Secondo l’Osservatorio dei Conti Pubblici Italiani sarebbe meglio cercare di non utilizzare il modello dello Statuto Speciale per la “nuova” autonomia differenziata. Per due motivi: Il primo è “per la grande complessità che la presenza di cinque Regioni a statuto speciale, ciascuna caratterizzata da un set di funzioni e risorse diverso, ha comportato per la gestione dell’amministrazione pubblica sul territorio di queste regioni”.  “Il meccanismo attuale, con lo Stato che prima attribuisce generose compartecipazioni alle RSS e poi gliele toglie in parte per finalità di solidarietà nazionale, per quanto comprensibile alla luce della rigidità degli statuti, appare quantomeno singolare”, aggiungono gli esperti.

Il rischio è dunque che, nel prossimo futuro, l’attuazione del ddl Calderoli trasformi tutte le Regioni a Statuto Ordinario in Regioni a Statuto Speciale, ciascuna delle quali con funzioni e risorse differenziate, dando vita a un caos nazionale che potrebbe rendere difficile la vita a imprese e cittadini che saranno chiamati a confrontarsi con 21 legislazioni regionali differenti sulle stesse funzioni.

La seconda ragione riguarda il sistema di finanziamento. Nelle RSS sono state prima stabilite delle quote di compartecipazioni ai tributi erariali e poi a seconda di come le risorse derivanti da queste quote si sono evolute si è deciso, attraverso una contrattazione con lo Stato, quali funzioni queste risorse dovevano coprire. Così, nelle RSS dove la dinamica delle basi imponibili è stata particolarmente vivace, le RSS hanno assunto via via nuove competenze, mentre nelle altre è intervenuto lo Stato nazionale per garantire comunque le risorse necessarie per finanziare i servizi.

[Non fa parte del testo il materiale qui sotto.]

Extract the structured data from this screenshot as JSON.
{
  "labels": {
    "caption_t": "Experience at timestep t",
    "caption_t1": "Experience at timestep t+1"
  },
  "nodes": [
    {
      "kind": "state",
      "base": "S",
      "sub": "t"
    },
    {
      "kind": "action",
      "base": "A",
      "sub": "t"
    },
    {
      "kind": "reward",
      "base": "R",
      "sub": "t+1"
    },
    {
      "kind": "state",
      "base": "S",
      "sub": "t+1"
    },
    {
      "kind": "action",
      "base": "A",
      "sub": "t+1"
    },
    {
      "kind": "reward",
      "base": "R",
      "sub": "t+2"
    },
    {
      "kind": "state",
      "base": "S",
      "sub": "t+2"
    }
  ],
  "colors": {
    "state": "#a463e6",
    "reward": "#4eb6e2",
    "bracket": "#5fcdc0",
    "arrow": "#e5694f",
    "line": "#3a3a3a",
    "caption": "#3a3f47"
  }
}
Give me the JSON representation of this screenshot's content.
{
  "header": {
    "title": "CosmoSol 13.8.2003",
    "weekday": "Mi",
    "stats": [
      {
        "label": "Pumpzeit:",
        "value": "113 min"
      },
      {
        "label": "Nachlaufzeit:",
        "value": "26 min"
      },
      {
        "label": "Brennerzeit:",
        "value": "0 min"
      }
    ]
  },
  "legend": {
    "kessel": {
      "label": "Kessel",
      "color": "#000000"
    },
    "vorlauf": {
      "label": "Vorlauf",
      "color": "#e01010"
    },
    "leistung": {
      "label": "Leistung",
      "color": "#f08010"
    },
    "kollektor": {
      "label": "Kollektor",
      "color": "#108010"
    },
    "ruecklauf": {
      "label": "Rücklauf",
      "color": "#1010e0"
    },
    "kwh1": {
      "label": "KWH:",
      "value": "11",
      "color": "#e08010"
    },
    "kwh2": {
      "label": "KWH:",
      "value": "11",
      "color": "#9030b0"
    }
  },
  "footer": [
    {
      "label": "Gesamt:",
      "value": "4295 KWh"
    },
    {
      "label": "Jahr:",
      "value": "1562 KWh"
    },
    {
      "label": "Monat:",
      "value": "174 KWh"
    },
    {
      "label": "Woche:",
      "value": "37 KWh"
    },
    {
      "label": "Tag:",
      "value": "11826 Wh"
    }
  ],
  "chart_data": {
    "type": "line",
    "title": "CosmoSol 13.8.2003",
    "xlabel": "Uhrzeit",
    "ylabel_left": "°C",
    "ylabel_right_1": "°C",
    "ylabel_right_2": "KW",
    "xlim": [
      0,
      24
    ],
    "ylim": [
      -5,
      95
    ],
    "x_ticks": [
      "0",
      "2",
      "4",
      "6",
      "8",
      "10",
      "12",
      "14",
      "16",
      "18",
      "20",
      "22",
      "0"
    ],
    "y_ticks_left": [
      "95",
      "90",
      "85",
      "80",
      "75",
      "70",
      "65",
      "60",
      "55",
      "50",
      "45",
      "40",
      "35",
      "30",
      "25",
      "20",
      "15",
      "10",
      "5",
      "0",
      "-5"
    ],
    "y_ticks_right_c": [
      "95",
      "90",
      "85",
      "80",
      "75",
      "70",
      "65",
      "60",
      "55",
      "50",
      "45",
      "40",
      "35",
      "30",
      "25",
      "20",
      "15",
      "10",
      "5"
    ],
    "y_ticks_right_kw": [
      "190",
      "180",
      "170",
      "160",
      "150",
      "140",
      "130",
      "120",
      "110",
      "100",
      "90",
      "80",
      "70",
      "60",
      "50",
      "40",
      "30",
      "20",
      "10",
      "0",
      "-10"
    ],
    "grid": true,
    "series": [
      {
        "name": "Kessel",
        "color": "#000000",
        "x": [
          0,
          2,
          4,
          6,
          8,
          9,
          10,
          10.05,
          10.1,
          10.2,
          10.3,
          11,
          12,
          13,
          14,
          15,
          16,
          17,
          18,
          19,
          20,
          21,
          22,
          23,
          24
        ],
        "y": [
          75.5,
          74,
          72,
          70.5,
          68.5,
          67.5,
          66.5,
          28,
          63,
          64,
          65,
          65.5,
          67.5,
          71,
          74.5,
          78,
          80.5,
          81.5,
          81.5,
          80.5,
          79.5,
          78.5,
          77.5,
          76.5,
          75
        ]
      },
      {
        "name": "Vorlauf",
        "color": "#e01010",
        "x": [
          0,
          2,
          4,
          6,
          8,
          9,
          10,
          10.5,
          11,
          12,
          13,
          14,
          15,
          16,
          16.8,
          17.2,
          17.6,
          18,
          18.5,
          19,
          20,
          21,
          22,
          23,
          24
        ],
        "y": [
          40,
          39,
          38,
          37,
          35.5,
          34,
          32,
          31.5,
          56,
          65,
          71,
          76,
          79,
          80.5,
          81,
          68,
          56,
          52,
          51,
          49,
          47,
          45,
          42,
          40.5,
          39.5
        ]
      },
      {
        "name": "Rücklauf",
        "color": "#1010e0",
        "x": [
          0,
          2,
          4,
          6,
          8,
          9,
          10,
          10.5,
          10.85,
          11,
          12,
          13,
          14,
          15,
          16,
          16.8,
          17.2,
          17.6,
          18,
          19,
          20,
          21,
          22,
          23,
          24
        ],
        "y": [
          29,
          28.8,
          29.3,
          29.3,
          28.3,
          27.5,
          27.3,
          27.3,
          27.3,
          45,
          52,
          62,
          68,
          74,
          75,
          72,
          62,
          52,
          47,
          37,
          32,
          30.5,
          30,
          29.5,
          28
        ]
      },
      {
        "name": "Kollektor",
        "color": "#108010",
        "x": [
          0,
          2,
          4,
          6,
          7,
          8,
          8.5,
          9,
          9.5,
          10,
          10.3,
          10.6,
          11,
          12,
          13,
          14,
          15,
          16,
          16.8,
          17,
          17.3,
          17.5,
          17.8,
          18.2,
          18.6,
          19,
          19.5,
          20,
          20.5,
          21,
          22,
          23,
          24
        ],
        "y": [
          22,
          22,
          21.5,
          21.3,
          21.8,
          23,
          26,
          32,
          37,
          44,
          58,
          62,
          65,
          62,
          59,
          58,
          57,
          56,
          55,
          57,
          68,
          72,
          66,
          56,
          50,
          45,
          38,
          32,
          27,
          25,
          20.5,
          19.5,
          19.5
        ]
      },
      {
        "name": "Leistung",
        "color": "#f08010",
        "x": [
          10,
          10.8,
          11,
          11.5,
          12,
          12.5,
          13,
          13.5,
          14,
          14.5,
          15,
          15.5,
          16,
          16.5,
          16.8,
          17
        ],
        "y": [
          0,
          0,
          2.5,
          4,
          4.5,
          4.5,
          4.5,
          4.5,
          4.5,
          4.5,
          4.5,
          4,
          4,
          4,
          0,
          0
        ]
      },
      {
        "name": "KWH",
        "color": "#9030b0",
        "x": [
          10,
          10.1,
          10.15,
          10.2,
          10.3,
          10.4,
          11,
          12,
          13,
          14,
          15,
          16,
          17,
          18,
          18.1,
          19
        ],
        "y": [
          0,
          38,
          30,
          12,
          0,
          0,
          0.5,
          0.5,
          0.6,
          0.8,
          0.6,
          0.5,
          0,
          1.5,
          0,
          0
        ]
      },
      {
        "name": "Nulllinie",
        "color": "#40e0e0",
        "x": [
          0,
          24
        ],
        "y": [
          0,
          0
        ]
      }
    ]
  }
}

“I nostri conti – si legge nel report – suggeriscono che sia almeno probabile che le risorse lasciate a questi territori tramite le compartecipazioni siano state complessivamente maggiori di quanto sarebbe stato necessario per finanziare i servizi devoluti. E se questa “generosità” è sostenibile per il bilancio pubblico finché si parla di realtà assai piccole, è difficile che lo sia se lo stesso processo riguardasse le grandi Regioni del nord del paese, dove si concentra una gran parte della base imponibile dei tributi nazionali”. A preoccupare gli è esperti è dunque il fatto che il ddl Calderoli “sembri prefigurare un processo di finanziamento per le funzioni devolute alle regioni del tutto analogo a quello descritto sopra per le RSS…Ma così non può evidentemente funzionare: è un chiaro win-win per le regioni, ma rischia di essere un lose-lose per lo Stato e la restante collettività nazionale, costretti a rincorrere con extra risorse gli squilibri che così si possono generare. Non ci sembra un modello sostenibile”, concludono.